Help Wanted: NASA to Hire Artemis-Generation Astronauts

NASA is hiring new astronauts to explore the Moon and Mars (via NASA)

NASA is now accepting applications for the next class of Artemis-generation astronauts.

Submit your credentials between March 2 and 31 for a chance to join one of the nation’s most exclusive clubs.

Over the past five decades, NASA has selected 350 people to train as astronaut candidates. Now, with 48 rocketeers in its active corps, the agency needs more crew members to fly shuttles into outer space.

“We’re celebrating our 20th year of continuous presence aboard the International Space Station in low-Earth orbit this year, and we’re on the verge of sending the first woman and next man to the Moon by 2024,” NASA Administrator Jim Bridenstine said in a statement.
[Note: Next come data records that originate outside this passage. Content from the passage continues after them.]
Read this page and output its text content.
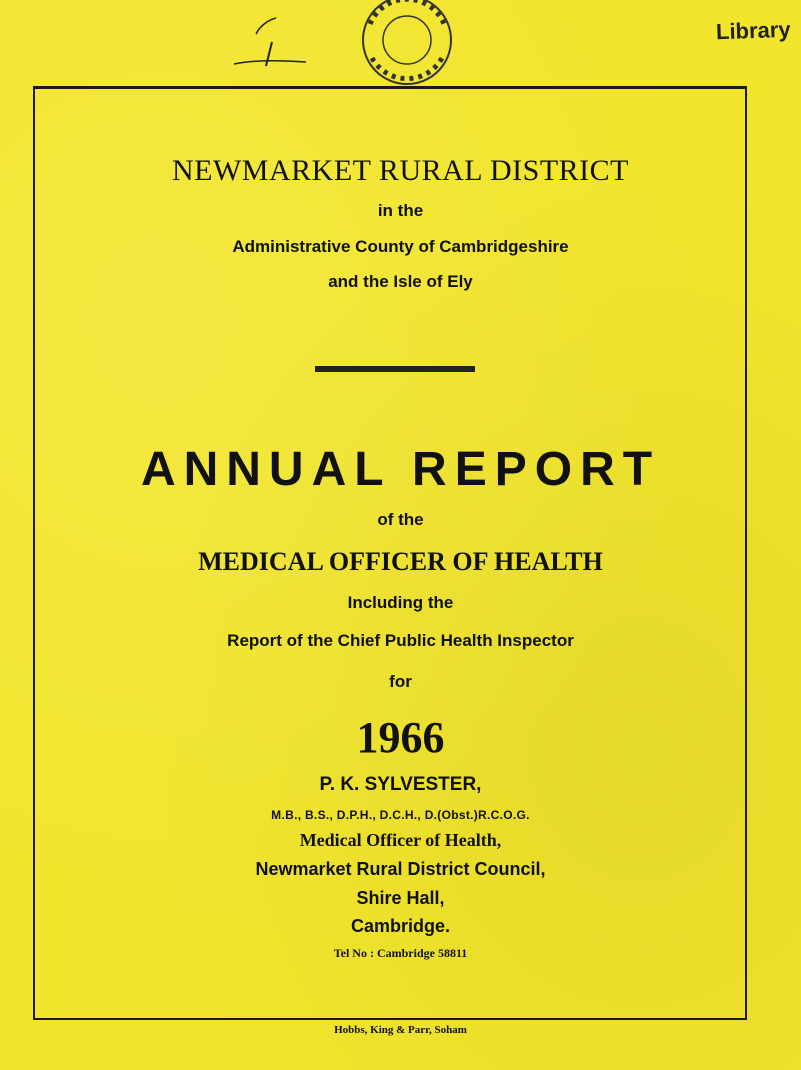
Library
NEWMARKET RURAL DISTRICT
in the
Administrative County of Cambridgeshire
and the Isle of Ely
ANNUAL REPORT
of the
MEDICAL OFFICER OF HEALTH
Including the
Report of the Chief Public Health Inspector
for
1966
P. K. SYLVESTER,
M.B., B.S., D.P.H., D.C.H., D.(Obst.)R.C.O.G.
Medical Officer of Health,
Newmarket Rural District Council,
Shire Hall,
Cambridge.
Tel No : Cambridge 58811
Hobbs, King & Parr, Soham
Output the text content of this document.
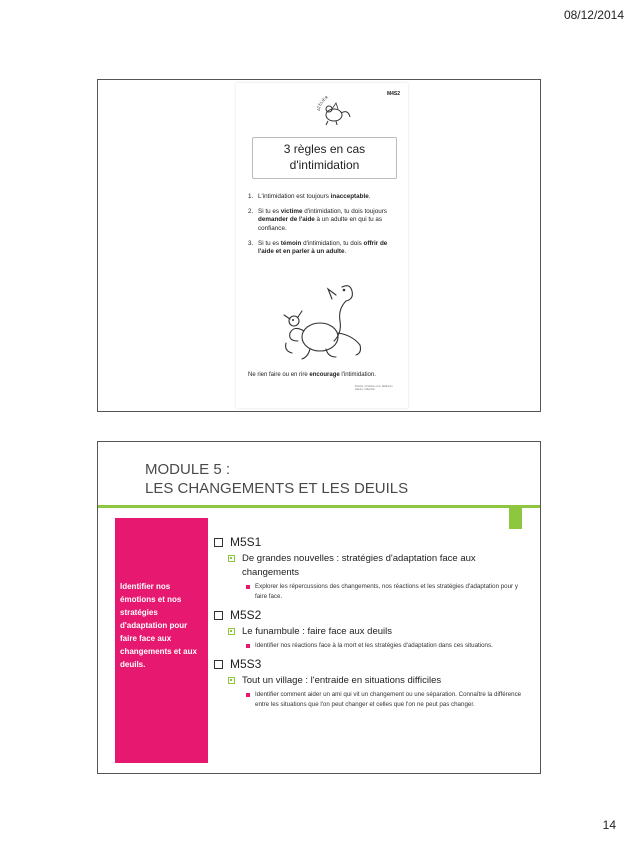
08/12/2014
M4S2
ATELIER
3 règles en cas
d'intimidation
1. L'intimidation est toujours inacceptable.
2. Si tu es victime d'intimidation, tu dois toujours demander de l'aide à un adulte en qui tu as confiance.
3. Si tu es témoin d'intimidation, tu dois offrir de l'aide et en parler à un adulte.
Ne rien faire ou en rire encourage l'intimidation.
Dubois, Christine et al. Réflexion Nature, collection
MODULE 5 :
LES CHANGEMENTS ET LES DEUILS
Identifier nos émotions et nos stratégies d'adaptation pour faire face aux changements et aux deuils.
M5S1
De grandes nouvelles : stratégies d'adaptation face aux changements
Explorer les répercussions des changements, nos réactions et les stratégies d'adaptation pour y faire face.
M5S2
Le funambule : faire face aux deuils
Identifier nos réactions face à la mort et les stratégies d'adaptation dans ces situations.
M5S3
Tout un village : l'entraide en situations difficiles
Identifier comment aider un ami qui vit un changement ou une séparation. Connaître la différence entre les situations que l'on peut changer et celles que l'on ne peut pas changer.
14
“For the handful of highly talented women and men we will hire to join our diverse astronaut corps, it’s an incredible time in human spaceflight to be an astronaut,” he continued. “We’re asking all eligible Americans if they have what it takes to apply.”

Basic requirements include United States citizenship and a master’s degree in a STEM field (engineering, biological science, physical science, computer science, or mathematics will do).

No master’s? No problem.

U.S. nationals can also enlist with one of the following:

  • Two years (36 semester hours/54 quarter hours) of work toward a PhD program in a related science, technology, engineering, or math field
  • A completed doctor of medicine or doctor of osteopathic medicine degree
  • Completion (or current enrollment that will result in completion by June 2021) of a nationally recognized test pilot school program

Candidates must also have at least two years of “related, progressively responsible professional experience” (whatever that means), or at least 1,000 hours of pilot-in-command time in jet aircraft.

And, assuming you meet all of those requirements, you’ll have to pass NASA’s long-duration spaceflight physical.

Fresh-faced astronauts could find themselves living and working 250 miles from Earth aboard the ISS. Or perhaps visiting the Moon’s surface.

After returning humans to our satellite in 2024, NASA plans to establish sustainable lunar exploration before the end of the decade. New data collected on and around the Moon will prepare the agency to send people to Mars in the mid-2030s.